The example of Alexander the Great has mesmerised generals, historians, and artists for 2,300 years. Dead at the age of 32, he had conquered an empire that extended for 3,000 miles across Asia in the space of just 13 years. The Romans eventually conquered a similar expanse, but it took them 300 years.
In our special this time, we analyse the Macedonian military system and the character and brilliance of Alexander as strategist and tactician.

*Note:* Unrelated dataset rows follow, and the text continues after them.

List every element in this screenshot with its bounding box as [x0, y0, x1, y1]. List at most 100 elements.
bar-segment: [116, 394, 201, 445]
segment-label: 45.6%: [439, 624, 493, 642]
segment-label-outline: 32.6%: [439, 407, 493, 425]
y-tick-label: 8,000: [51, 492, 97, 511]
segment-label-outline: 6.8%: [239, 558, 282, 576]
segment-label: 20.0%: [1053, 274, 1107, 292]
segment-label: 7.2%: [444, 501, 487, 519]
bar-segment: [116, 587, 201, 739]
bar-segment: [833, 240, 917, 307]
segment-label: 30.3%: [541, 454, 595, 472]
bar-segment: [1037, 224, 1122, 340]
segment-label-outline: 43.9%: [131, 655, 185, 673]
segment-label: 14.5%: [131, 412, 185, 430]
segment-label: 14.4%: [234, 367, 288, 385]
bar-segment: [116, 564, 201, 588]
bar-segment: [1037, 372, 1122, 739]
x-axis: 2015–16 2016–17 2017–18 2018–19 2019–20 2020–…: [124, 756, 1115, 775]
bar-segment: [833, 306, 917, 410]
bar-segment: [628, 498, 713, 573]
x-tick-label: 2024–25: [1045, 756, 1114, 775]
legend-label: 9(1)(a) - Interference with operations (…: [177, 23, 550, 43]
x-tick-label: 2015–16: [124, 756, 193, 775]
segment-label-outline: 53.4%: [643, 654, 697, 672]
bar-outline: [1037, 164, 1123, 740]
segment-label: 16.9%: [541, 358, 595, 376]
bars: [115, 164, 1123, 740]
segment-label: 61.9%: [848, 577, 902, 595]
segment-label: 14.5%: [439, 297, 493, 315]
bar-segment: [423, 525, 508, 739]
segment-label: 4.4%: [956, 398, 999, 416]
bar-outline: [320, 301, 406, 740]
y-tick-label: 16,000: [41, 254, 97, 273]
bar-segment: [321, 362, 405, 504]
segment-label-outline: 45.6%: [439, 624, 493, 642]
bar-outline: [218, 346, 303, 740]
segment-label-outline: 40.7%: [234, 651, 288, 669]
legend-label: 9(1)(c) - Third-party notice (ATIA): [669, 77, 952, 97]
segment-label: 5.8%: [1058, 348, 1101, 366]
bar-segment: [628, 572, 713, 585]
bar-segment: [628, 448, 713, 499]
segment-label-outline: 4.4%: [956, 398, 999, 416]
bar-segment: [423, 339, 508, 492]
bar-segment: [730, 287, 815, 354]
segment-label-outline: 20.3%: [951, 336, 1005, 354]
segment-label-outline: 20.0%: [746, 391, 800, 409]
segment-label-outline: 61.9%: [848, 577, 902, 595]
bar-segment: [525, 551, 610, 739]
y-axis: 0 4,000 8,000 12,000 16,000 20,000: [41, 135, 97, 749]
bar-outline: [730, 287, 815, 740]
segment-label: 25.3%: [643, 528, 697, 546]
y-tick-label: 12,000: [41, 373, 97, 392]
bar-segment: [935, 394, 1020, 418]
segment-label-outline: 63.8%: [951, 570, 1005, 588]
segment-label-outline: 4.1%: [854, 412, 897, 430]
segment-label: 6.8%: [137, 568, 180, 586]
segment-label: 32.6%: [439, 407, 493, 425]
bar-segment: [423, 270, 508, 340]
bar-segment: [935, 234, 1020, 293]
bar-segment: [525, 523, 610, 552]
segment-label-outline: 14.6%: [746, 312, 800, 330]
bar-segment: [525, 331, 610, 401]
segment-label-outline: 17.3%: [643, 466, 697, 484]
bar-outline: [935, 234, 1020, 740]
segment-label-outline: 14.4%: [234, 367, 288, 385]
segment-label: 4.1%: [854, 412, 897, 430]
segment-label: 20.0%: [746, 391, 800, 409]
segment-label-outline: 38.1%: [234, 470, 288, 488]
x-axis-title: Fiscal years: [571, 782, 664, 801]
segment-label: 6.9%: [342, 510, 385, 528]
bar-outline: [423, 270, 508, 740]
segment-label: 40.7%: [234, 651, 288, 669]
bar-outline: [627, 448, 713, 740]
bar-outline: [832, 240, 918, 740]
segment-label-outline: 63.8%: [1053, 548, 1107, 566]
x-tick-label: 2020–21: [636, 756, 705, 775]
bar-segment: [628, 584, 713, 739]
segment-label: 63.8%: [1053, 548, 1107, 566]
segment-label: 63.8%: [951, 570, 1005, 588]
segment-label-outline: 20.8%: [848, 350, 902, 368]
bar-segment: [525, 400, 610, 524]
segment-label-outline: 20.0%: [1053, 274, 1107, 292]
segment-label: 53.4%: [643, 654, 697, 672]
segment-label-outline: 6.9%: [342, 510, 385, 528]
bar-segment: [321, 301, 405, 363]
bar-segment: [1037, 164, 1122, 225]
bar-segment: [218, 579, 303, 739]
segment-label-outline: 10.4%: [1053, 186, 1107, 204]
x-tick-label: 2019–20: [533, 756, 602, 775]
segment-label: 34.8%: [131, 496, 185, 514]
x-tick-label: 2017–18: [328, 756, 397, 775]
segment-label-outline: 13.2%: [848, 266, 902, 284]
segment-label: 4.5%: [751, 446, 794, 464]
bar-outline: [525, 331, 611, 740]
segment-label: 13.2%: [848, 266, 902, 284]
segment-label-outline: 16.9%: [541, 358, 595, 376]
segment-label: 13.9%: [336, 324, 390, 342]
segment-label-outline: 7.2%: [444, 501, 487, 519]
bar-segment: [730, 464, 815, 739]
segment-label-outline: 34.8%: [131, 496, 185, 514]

We then take a detailed look at the Battle of Gaugamela of 331 BC, Alexander’s greatest victory and an all-time tactical masterpiece.
Elsewhere in this issue, Andrew Mulholland analyses Sir John Moore’s masterful defensive battle against French troops at Corunna in 1809, and Chris Peers explains why ‘rifle-and-bayonet’ defeated ‘spear-and-shield’ in the iconic colonial encounter at Rorke’s Drift in 1879.
Following on from his article last time on the fraught history between President Lincoln and General McClellan, Nigel Jones takes a critical look at Winston Churchill’s relationship with the British generals in the early part of the Second World War.
Finally, Graham Goodlad analyses Operation Anthropoid, when the Czech Resistance assassinated SS butcher Reinhard Heydrich, the so-called ‘Hangman of Prague’, in the summer of 1942, and its bloody aftermath.